Um der Fachpraxis eine erste Orientierung für den Prozess der Verortung Früher Hilfen zu geben und einen Diskurs darüber anzuregen, erarbeitete das Nationale Zentrum Frühe Hilfen (NZFH, 2009) gemeinsam mit seinem wissenschaftlichen Beirat eine Begriffsbestimmung Frühe Hilfen (NZFH, 2009). Sie enthält ein umfassendes Verständnis der Förderung positiver Entwicklungsbedingungen und verfolgt nicht in erster Linie eine Strategie der einseitigen Gefahrenabwehr (Sann et al., 2013). 2014 wurde die Begriffsbestimmung vom Beirat des NZFH mit Vertreterinnen und Vertretern der Wissenschaft und Praxis durch das Leitbild Frühe Hilfen ergänzt (NZFH, 2014a). Im Leitbild wurden die Eckpfeiler der Frühen Hilfen weiter ausdifferenziert. Vor allem hob es die Orientierung an den Bedarfen der Familien heraus, außerdem die wertschätzende und auf Vertrauen basierende Grundhaltung sowie die ressourcenstärkende und selbsthilfefördernde Ausrichtung der Frühen Hilfen.
Ziel der Frühen Hilfen
Frühe Hilfen reichen von Gruppenangeboten über aufsuchende Unterstützungsformen bis hin zu intensiveren Angeboten zur Förderung der Beziehungs- und Erziehungskompetenz von (werdenden) Müttern und Vätern. Zielgruppen sind alle Eltern, jedoch mit dem Fokus auf Familien in belasteten Lebenslagen (selektive Prävention).

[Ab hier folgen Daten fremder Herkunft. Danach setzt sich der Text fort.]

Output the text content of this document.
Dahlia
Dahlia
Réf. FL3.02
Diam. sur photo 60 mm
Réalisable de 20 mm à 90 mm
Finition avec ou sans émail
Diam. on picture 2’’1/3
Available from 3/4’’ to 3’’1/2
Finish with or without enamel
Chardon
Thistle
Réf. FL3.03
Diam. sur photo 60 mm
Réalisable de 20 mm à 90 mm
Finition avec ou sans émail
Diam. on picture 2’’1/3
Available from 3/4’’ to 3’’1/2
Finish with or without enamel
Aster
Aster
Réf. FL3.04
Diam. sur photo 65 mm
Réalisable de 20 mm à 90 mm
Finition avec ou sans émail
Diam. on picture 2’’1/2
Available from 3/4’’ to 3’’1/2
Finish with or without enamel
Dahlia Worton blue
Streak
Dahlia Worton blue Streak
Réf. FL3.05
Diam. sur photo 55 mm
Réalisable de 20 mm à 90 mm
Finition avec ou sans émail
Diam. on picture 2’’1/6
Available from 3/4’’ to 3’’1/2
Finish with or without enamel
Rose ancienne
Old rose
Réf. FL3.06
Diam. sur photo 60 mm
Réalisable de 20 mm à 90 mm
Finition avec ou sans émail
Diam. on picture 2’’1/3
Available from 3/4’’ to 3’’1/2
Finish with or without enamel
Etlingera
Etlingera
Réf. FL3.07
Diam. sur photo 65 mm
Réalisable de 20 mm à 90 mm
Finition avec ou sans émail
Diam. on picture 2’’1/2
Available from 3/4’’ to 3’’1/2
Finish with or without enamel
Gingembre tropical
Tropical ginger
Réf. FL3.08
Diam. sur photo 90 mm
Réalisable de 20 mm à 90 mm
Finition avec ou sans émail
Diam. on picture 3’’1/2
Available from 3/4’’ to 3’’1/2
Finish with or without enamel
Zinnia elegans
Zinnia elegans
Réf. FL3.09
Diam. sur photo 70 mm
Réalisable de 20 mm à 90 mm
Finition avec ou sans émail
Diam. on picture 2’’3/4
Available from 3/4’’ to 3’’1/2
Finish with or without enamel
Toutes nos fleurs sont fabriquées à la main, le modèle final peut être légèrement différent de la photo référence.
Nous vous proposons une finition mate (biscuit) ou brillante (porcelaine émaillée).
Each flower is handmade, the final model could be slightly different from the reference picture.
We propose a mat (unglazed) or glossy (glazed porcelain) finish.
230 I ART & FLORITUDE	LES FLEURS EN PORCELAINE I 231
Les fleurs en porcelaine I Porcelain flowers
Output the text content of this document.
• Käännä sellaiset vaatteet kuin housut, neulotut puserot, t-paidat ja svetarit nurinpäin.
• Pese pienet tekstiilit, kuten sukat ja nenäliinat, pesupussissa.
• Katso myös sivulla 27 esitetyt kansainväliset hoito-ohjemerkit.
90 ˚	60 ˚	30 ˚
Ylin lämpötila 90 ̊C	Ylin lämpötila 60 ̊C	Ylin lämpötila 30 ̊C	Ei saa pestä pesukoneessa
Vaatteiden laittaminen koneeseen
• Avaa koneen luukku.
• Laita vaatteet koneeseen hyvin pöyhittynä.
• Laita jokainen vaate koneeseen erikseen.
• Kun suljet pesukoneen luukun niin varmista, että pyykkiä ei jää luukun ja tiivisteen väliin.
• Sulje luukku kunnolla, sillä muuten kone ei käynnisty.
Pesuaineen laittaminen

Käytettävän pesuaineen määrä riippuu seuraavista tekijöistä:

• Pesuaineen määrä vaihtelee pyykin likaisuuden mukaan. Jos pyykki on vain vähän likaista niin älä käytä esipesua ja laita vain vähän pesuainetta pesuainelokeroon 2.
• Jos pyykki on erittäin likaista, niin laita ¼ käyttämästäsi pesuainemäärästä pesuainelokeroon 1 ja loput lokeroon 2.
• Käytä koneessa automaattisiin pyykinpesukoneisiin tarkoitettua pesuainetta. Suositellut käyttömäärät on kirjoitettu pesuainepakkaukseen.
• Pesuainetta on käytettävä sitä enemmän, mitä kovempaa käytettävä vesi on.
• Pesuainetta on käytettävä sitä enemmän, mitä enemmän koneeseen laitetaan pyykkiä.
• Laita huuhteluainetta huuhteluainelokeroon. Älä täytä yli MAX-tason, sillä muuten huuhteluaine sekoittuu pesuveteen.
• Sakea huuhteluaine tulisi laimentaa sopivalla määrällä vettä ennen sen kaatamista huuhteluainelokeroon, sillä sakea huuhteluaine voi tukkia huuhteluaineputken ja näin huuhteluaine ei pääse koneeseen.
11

Frühe Hilfen dienen der frühzeitigen Wahrnehmung von familiären Belastungen, die sich negativ auf die Gesundheit und das Wohl eines Kindes auswirken können. Sie leiten gegebenenfalls weitergehende Hilfen ein, wenn die Frühen Hilfen nicht ausreichen und/oder der Schutz der Kinder nicht ausreichend gewährleistet ist. Sie sind an der Schnittstelle zu intensiveren Hilfen und zum Schutzauftrag tätig, handeln aber nicht zur Erfüllung desselben. Dies tun sie in einem sektorenverbindenden Netzwerk unterschiedlicher Partnerinnen und Partner, die sowohl professionelle als auch ehrenamtliche Angebote bereithalten. Frühe Hilfen sind ein Unterstützungsangebot, das Eltern freiwillig in Anspruch nehmen können.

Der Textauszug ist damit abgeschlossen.